Desmond Tutu, the South African anti-apartheid icon has died aged 90, President Cyril Ramaphosa says.

 “The passing of Archbishop Emeritus Desmond Tutu is another chapter of bereavement in our nation’s farewell to a generation of outstanding South Africans who have bequeathed us a liberated South Africa,” President Cyril Ramaphosa said.

He “distinguished himself as a non-sectarian, inclusive champion of universal human rights”, Ramaphosa added.

Desmond Tutu was a patriot without equal; a leader of principle and pragmatism who gave meaning to the biblical insight that faith without works is dead.
 
“A man of extraordinary intellect, integrity and invincibility against the forces of apartheid, he was also tender and vulnerable in his compassion for those who had suffered oppression, injustice and violence under apartheid, and oppressed and downtrodden people around the world.
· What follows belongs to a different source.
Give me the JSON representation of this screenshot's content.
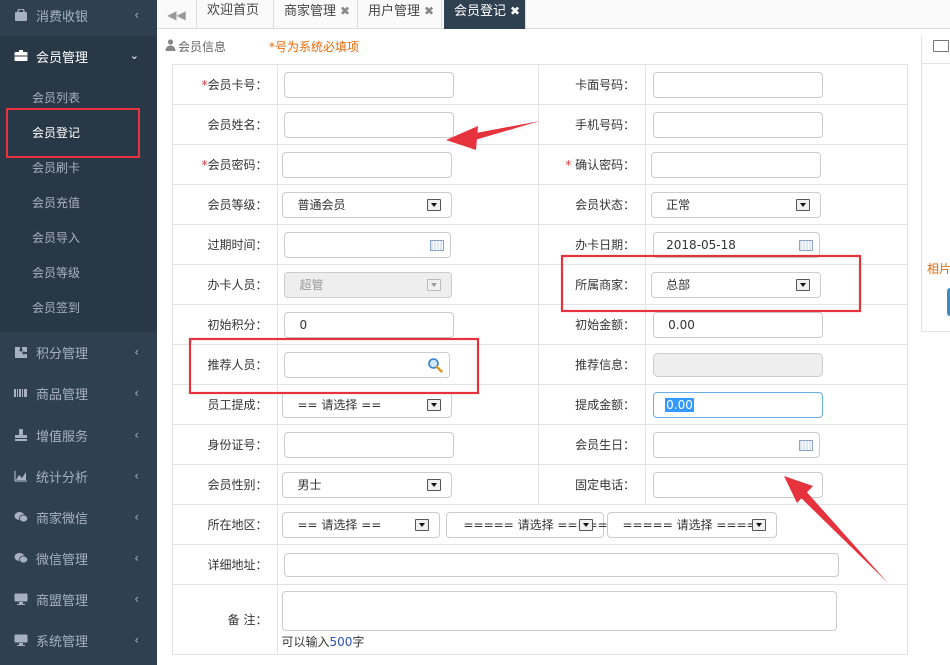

“Ultimately, at the age of 90, he died peacefully at the Oasis Frail Care Centre in Cape Town this morning,” Dr Ramphela Mamphele, acting chairperson of the Archbishop Desmond Tutu IP Trust and Co-ordinator of the Office of the Archbishop, said in a statement on behalf of the Tutu family.

Born in the small town of Klerksdorp, in Johannesburg, on October 7, 1931, Archbishop Tutu was the son of a domestic worker and a school teacher.

He married his wife Leah in 1955. They had four children.